Many candidates suspected of trying to cheat either because they had no single document authorizing them by JAMB to sit for the exam or who had not shaded in a single answer close to one hour after the kick-off of the examination confessed to have each paid close to N20,000 to special centres after promising them that they would assist them and that their parents gave them the money.

Since these parents know that the official rate of obtaining JAMB's registration form is N2,650 and they still parted with amounts ranging from N18,000 to N25,000 to secure help for their children, Salim declared that they are also guilty of the criminal offence.

At St. Joseph Secondary School, Idi-Mangoro, Agege, a 16-year old girl, Chukwuma Linda, who had no JAMB receipt for her registration form, was discovered to have paid a total sum of N17,000 to a school, Lagos Academy, Orile Agege which issued her two receipts for that amount.

Questioned by the Minister of State for Education, Hajia Bintu Ibrahim Musa, who also monitored the exercise in Lagos, Linda, who innocently brought out the receipts of the money paid to Lagos Academy, confessed that her parents gave her the money. "I told my parents that I wanted to do JAMB and they gave me the money."

Another candidate, Rasaki Ishola Isah, who had not even written his name on the answer script not to talk of answering a single question 40 minutes after the exams started at Vega College, Agege also confessed that a relation of his bought the form for him from a tutorial centre at an amount far in excess of JAMB's official rate.

More stunning however is the discovery at Ifedayo International School, Agbado-Ijaiye where one Rotimi Oyeyipo, who paraded himself as JAMB's official before the monitoring team arrived the school. What gave him away as an impersonator was JAMB's identity card he was carrying which was immediately picked out as fake by JAMB officials who were monitoring the exercise.

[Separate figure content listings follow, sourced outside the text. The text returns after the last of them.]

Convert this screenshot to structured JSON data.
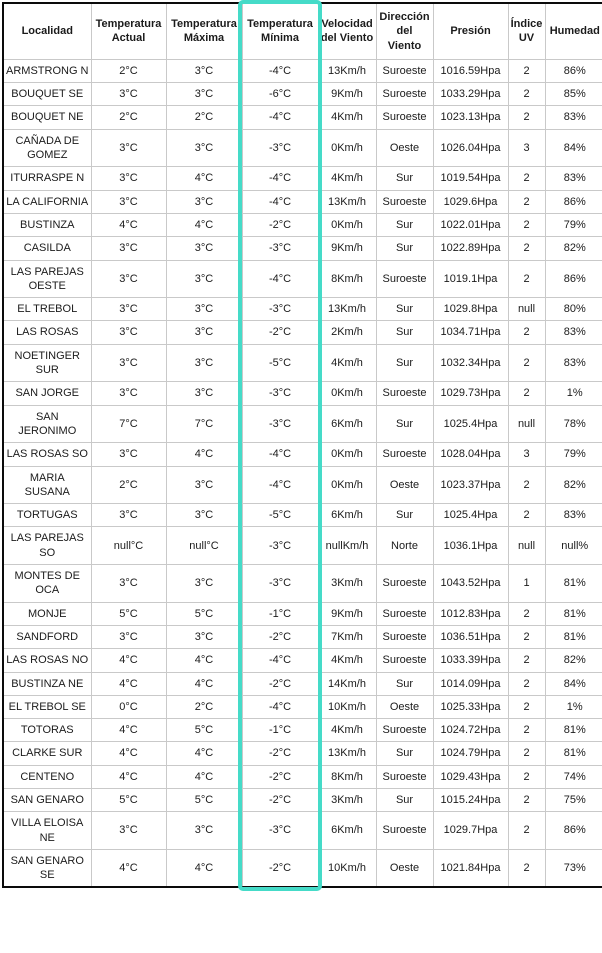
{
  "accent_color": "#45dbc8",
  "chart_data": {
    "type": "table",
    "title": "",
    "highlighted_column": "Temperatura Mínima",
    "highlighted_column_index": 3,
    "columns": [
      "Localidad",
      "Temperatura Actual",
      "Temperatura Máxima",
      "Temperatura Mínima",
      "Velocidad del Viento",
      "Dirección del Viento",
      "Presión",
      "Índice UV",
      "Humedad"
    ],
    "rows": [
      [
        "ARMSTRONG N",
        "2°C",
        "3°C",
        "-4°C",
        "13Km/h",
        "Suroeste",
        "1016.59Hpa",
        "2",
        "86%"
      ],
      [
        "BOUQUET SE",
        "3°C",
        "3°C",
        "-6°C",
        "9Km/h",
        "Suroeste",
        "1033.29Hpa",
        "2",
        "85%"
      ],
      [
        "BOUQUET NE",
        "2°C",
        "2°C",
        "-4°C",
        "4Km/h",
        "Suroeste",
        "1023.13Hpa",
        "2",
        "83%"
      ],
      [
        "CAÑADA DE GOMEZ",
        "3°C",
        "3°C",
        "-3°C",
        "0Km/h",
        "Oeste",
        "1026.04Hpa",
        "3",
        "84%"
      ],
      [
        "ITURRASPE N",
        "3°C",
        "4°C",
        "-4°C",
        "4Km/h",
        "Sur",
        "1019.54Hpa",
        "2",
        "83%"
      ],
      [
        "LA CALIFORNIA",
        "3°C",
        "3°C",
        "-4°C",
        "13Km/h",
        "Suroeste",
        "1029.6Hpa",
        "2",
        "86%"
      ],
      [
        "BUSTINZA",
        "4°C",
        "4°C",
        "-2°C",
        "0Km/h",
        "Sur",
        "1022.01Hpa",
        "2",
        "79%"
      ],
      [
        "CASILDA",
        "3°C",
        "3°C",
        "-3°C",
        "9Km/h",
        "Sur",
        "1022.89Hpa",
        "2",
        "82%"
      ],
      [
        "LAS PAREJAS OESTE",
        "3°C",
        "3°C",
        "-4°C",
        "8Km/h",
        "Suroeste",
        "1019.1Hpa",
        "2",
        "86%"
      ],
      [
        "EL TREBOL",
        "3°C",
        "3°C",
        "-3°C",
        "13Km/h",
        "Sur",
        "1029.8Hpa",
        "null",
        "80%"
      ],
      [
        "LAS ROSAS",
        "3°C",
        "3°C",
        "-2°C",
        "2Km/h",
        "Sur",
        "1034.71Hpa",
        "2",
        "83%"
      ],
      [
        "NOETINGER SUR",
        "3°C",
        "3°C",
        "-5°C",
        "4Km/h",
        "Sur",
        "1032.34Hpa",
        "2",
        "83%"
      ],
      [
        "SAN JORGE",
        "3°C",
        "3°C",
        "-3°C",
        "0Km/h",
        "Suroeste",
        "1029.73Hpa",
        "2",
        "1%"
      ],
      [
        "SAN JERONIMO",
        "7°C",
        "7°C",
        "-3°C",
        "6Km/h",
        "Sur",
        "1025.4Hpa",
        "null",
        "78%"
      ],
      [
        "LAS ROSAS SO",
        "3°C",
        "4°C",
        "-4°C",
        "0Km/h",
        "Suroeste",
        "1028.04Hpa",
        "3",
        "79%"
      ],
      [
        "MARIA SUSANA",
        "2°C",
        "3°C",
        "-4°C",
        "0Km/h",
        "Oeste",
        "1023.37Hpa",
        "2",
        "82%"
      ],
      [
        "TORTUGAS",
        "3°C",
        "3°C",
        "-5°C",
        "6Km/h",
        "Sur",
        "1025.4Hpa",
        "2",
        "83%"
      ],
      [
        "LAS PAREJAS SO",
        "null°C",
        "null°C",
        "-3°C",
        "nullKm/h",
        "Norte",
        "1036.1Hpa",
        "null",
        "null%"
      ],
      [
        "MONTES DE OCA",
        "3°C",
        "3°C",
        "-3°C",
        "3Km/h",
        "Suroeste",
        "1043.52Hpa",
        "1",
        "81%"
      ],
      [
        "MONJE",
        "5°C",
        "5°C",
        "-1°C",
        "9Km/h",
        "Suroeste",
        "1012.83Hpa",
        "2",
        "81%"
      ],
      [
        "SANDFORD",
        "3°C",
        "3°C",
        "-2°C",
        "7Km/h",
        "Suroeste",
        "1036.51Hpa",
        "2",
        "81%"
      ],
      [
        "LAS ROSAS NO",
        "4°C",
        "4°C",
        "-4°C",
        "4Km/h",
        "Suroeste",
        "1033.39Hpa",
        "2",
        "82%"
      ],
      [
        "BUSTINZA NE",
        "4°C",
        "4°C",
        "-2°C",
        "14Km/h",
        "Sur",
        "1014.09Hpa",
        "2",
        "84%"
      ],
      [
        "EL TREBOL SE",
        "0°C",
        "2°C",
        "-4°C",
        "10Km/h",
        "Oeste",
        "1025.33Hpa",
        "2",
        "1%"
      ],
      [
        "TOTORAS",
        "4°C",
        "5°C",
        "-1°C",
        "4Km/h",
        "Suroeste",
        "1024.72Hpa",
        "2",
        "81%"
      ],
      [
        "CLARKE SUR",
        "4°C",
        "4°C",
        "-2°C",
        "13Km/h",
        "Sur",
        "1024.79Hpa",
        "2",
        "81%"
      ],
      [
        "CENTENO",
        "4°C",
        "4°C",
        "-2°C",
        "8Km/h",
        "Suroeste",
        "1029.43Hpa",
        "2",
        "74%"
      ],
      [
        "SAN GENARO",
        "5°C",
        "5°C",
        "-2°C",
        "3Km/h",
        "Sur",
        "1015.24Hpa",
        "2",
        "75%"
      ],
      [
        "VILLA ELOISA NE",
        "3°C",
        "3°C",
        "-3°C",
        "6Km/h",
        "Suroeste",
        "1029.7Hpa",
        "2",
        "86%"
      ],
      [
        "SAN GENARO SE",
        "4°C",
        "4°C",
        "-2°C",
        "10Km/h",
        "Oeste",
        "1021.84Hpa",
        "2",
        "73%"
      ]
    ]
  }
}
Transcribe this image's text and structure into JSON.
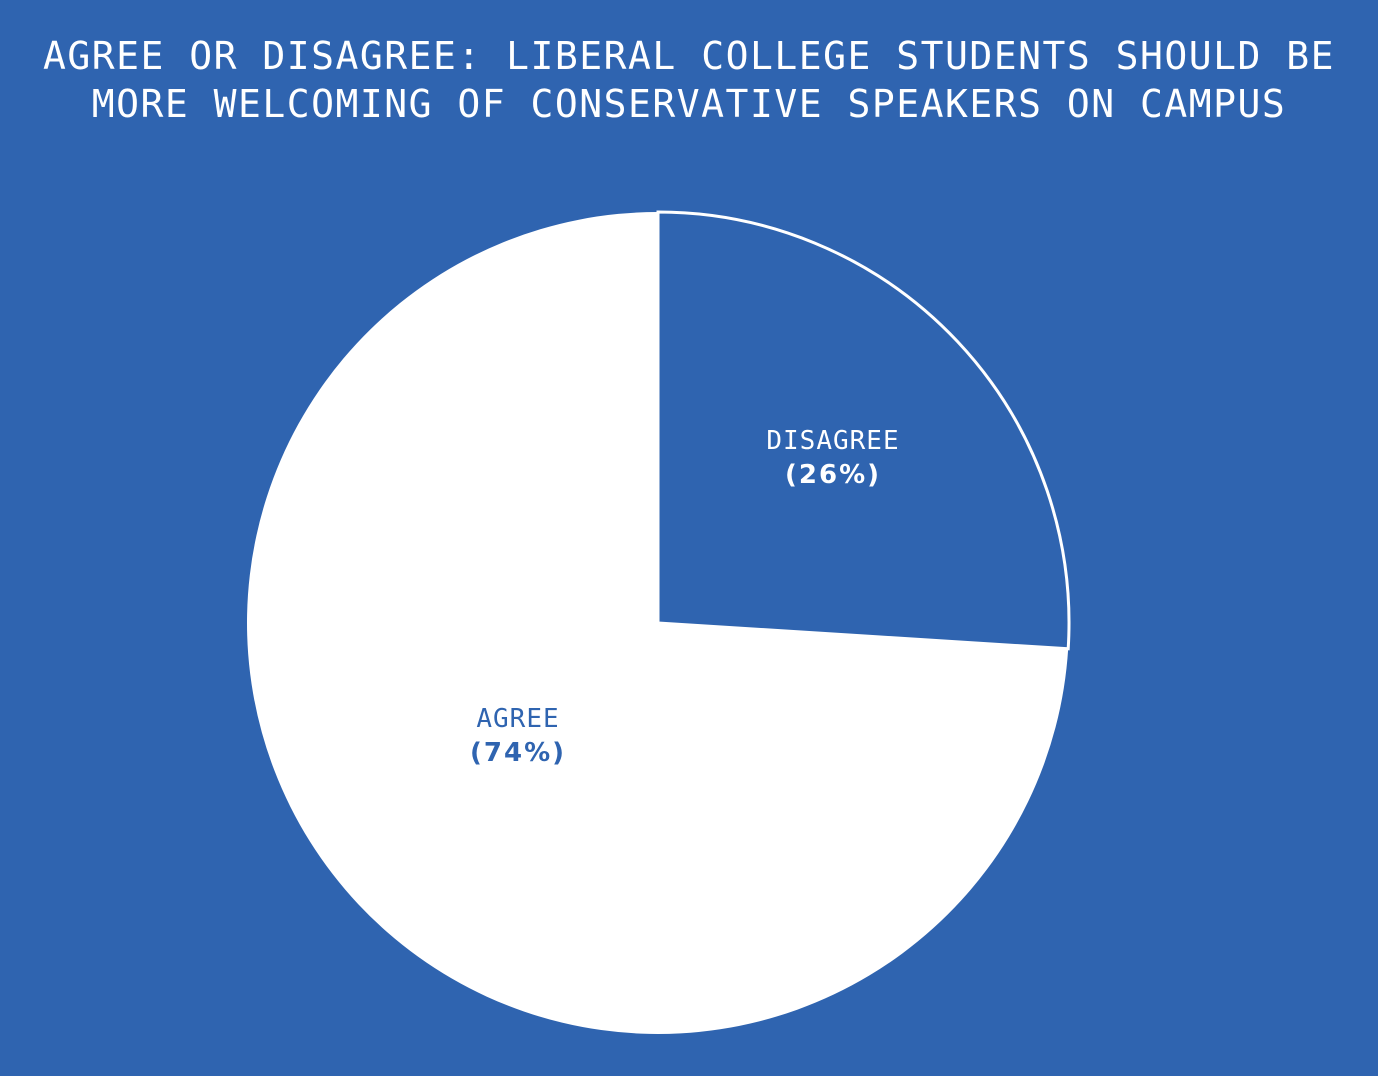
{
  "title": {
    "line1": "AGREE OR DISAGREE: LIBERAL COLLEGE STUDENTS SHOULD BE",
    "line2": "MORE WELCOMING OF CONSERVATIVE SPEAKERS ON CAMPUS"
  },
  "colors": {
    "background": "#2f64b0",
    "agree": "#ffffff",
    "disagree": "#2f64b0",
    "outline": "#ffffff"
  },
  "labels": {
    "disagree": {
      "name": "DISAGREE",
      "pct": "(26%)"
    },
    "agree": {
      "name": "AGREE",
      "pct": "(74%)"
    }
  },
  "chart_data": {
    "type": "pie",
    "title": "AGREE OR DISAGREE: LIBERAL COLLEGE STUDENTS SHOULD BE MORE WELCOMING OF CONSERVATIVE SPEAKERS ON CAMPUS",
    "categories": [
      "Disagree",
      "Agree"
    ],
    "values": [
      26,
      74
    ],
    "unit": "%",
    "start_angle": "12 o'clock, clockwise",
    "legend": "none (direct labels)"
  }
}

After journalists thoroughly cross-examined him in the presence of fully armed security escorts attached to Salim, Oyeyipo mentioned one Mr. Sunday Ademola whom he said works in JAMB's treasury department. Oyeyipo was promptly arrested and handed over to the police while Salim ordered his aides to contact all the treasury departments of the Board to verify his claim. Salim said that the case would be thoroughly investigated, adding that no JAMB official indicted will escape disciplinary action.

Asked to comment on the allegation making the rounds that many of the fraudsters operate successfully with conniving JAMB officials, Salim said: "It is true that there are these allegations.

We all saw the fake identity card of Rotimi Oyeyipo who claimed to be a JAMB staff. It is probably true that he has links with our staff. He is now in police custody. We will expose any JAMB staff who is involved in this and similar practices but we will not rush and jump to conclusion without carrying out a thorough investigation."

Closely related to this case is that of the discovery of the former Executive Secretary of the National Business and Technical Education Board (NBTEB), Professor Olu Aina who also led a group of monitors in Lagos State. Aina was at the Tenderland College, Coker Village, Orile-Iganmu on a tip-off where he caught the school's Vice-Principal trying to smuggle prepared answer scripts to candidates. Five groups were raised by Salim to monitor the examination in Lagos alone; about 10 candidates were apprehended and handed over to the police for appropriate action.

Speaking on the desperation of many candidates to pass the exams by cheating, Mr. Michael Saidu Angulu, the pioneer registrar of JAMB between 1977 and 1986, who also monitored the exercise in Lagos says: "Candidates were few in my time, not more than 100,000 candidates sitting for the exam in a year. The increased figure of candidates who sit for the exam nowadays has really compounded the problems associated with organising the exams. However, we need to re-orientate our values whereby we see university education as a must."